Re: [idn] IDNA interoperability failures, once again



[This message replies to both D. J. Bernstein and Eric A. Hall regarding
similar issues.]

"D. J. Bernstein" <djb@cr.yp.to> wrote:

> > When an application is displaying header fields to the user,
> 
> Define your terminology.  How does a UNIX program figure out whether it
> is displaying something ``to the user''?

(To anyone who doesn't use UNIX:  We're talking about a program that
outputs text to standard output.  Standard output usually gets displayed
on a terminal emulator unless the user has redirected it to a file or
to the input of another program.  Some programs are intended to be
redirected and have human-unfriendly machine-friendly output.  Some are
intended to be viewed and have human-friendly machine-unfriendly output.
Some are somewhere in between, which motivates the question here.)

> Yes or no:  Should ``dig'' convert its results from your 7-bit
> encoding to the local character set? (Assume the LANG=en_US.UTF-8
> locale, so that the conversion is at least theoretically doable.)

Yes.  The second sentence of the man page for dig is "It performs DNS
lookups and displays the answers..."  Furthermore, the man page does
not specify the output format of dig, so the output does not contain
any domain name slots.  Clearly it's primary purpose is to display
information to humans, and any program that attempts to parse the output
of dig is assuming the risk that someday this undocumented output format
might change.

Any user clever enough to use dig and to use programs that
parse its output is probably also clever enough to prepend "env
LANG=en_US.US-ASCII" to the command line if necessary, or to use the
--no-idna option of dig that would almost surely have been added at the
same time IDNA support was added.

Another option for any application would be to have IDNA support
completely disabled by default, and enabled only at the user's request.

"Eric A. Hall" <ehall@ehsco.com> wrote:

> > When an application is displaying header fields to the user, it should
> > apply ToUnicode to domain labels found in domain name slots.  RFC 822
> > defines the syntax of every header field, and some of those fields have
> > <domain> in their definition.  Those <domain>s are the domain name
> > slots.  Anything else in the header is not a domain name slot.
> 
> Are you SURE you want to do this with Received?

Yes.

> or rather, are you SURE you want to mandate this behavior
> with Received on behalf of the other communities, even though
> copy-and-paste with transliterated Received headers will get ugly.

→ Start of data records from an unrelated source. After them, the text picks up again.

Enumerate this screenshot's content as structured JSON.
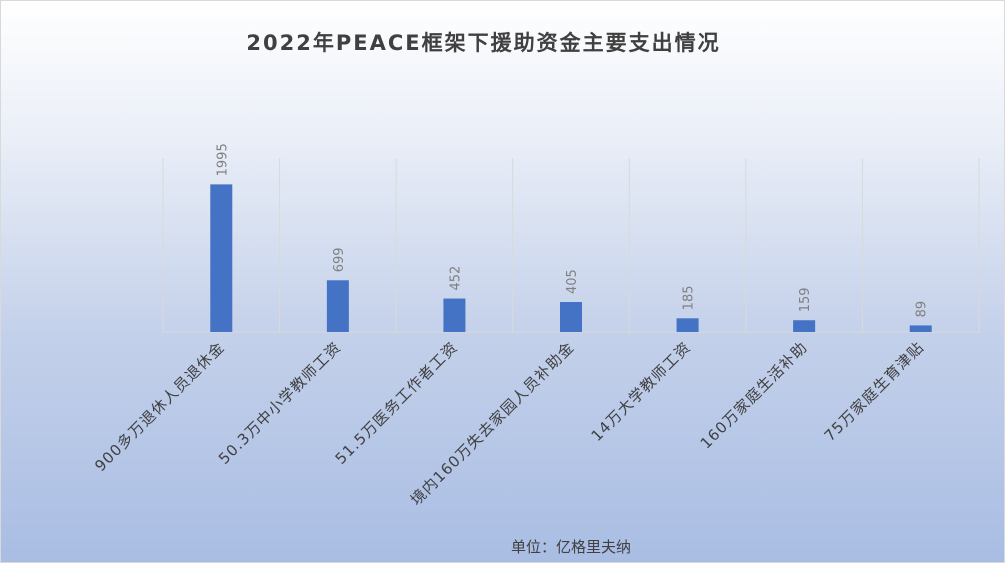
{
  "chart_data": {
    "type": "bar",
    "title": "2022年PEACE框架下援助资金主要支出情况",
    "categories": [
      "900多万退休人员退休金",
      "50.3万中小学教师工资",
      "51.5万医务工作者工资",
      "境内160万失去家园人员补助金",
      "14万大学教师工资",
      "160万家庭生活补助",
      "75万家庭生育津贴"
    ],
    "values": [
      1995,
      699,
      452,
      405,
      185,
      159,
      89
    ],
    "ylim": [
      0,
      2000
    ],
    "xlabel": "单位：亿格里夫纳",
    "ylabel": "",
    "grid": "vertical-category-separators",
    "bar_color": "#4472c4"
  }
}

Novice users never even see Received headers.  Users who know enough to
request to see Received headers will also know enough to request ASCII
if they need it.

As for "mandate", keep in mind this sentence from the IDNA introduction:

    This document does not require any applications to conform to IDNA,
    but applications can elect to use IDNA in order to support IDN while
    maintaining interoperability with existing infrastructure.

If IDNA is more trouble than it's worth for particular applications,
those applications can just ignore it.

> Does your list include all of those data-types which have domain names
> as a subordinate element?

Yes.

> I will assume that your list also includes "slots" that hold email
> addresses

The list you requested was a list of header fields.  The list includes
header fields that contain <mailbox>, because <mailbox> ultimately
contains a <domain>.  The <domain> is the domain name slot.

> Are URLs in header fields therefore also candidates?

If a header field is defined to contain a URL, and the URL scheme
indicates that it contains a domain name, then that is a domain name
slot.

> Are you SURE you want to do this with List-* and Content-Location
> header fields?

Content-Location is an HTTP header field, and HTTP responses are not
normally displayed, but if an application wanted to display an HTTP
response, then it should display the non-ASCII form of the domain name
if it can (unless the user requests otherwise or special circumstances
make this problematic).

I don't know what List-* fields are, but if they are defined to contain
domain names, then it's the same story as Content-Location.

> Are message identifiers also candidates, since they are structured
> the same as email addresses?  Are you SURE you want to do this with
> Message-ID?

Same story as Received.

AMC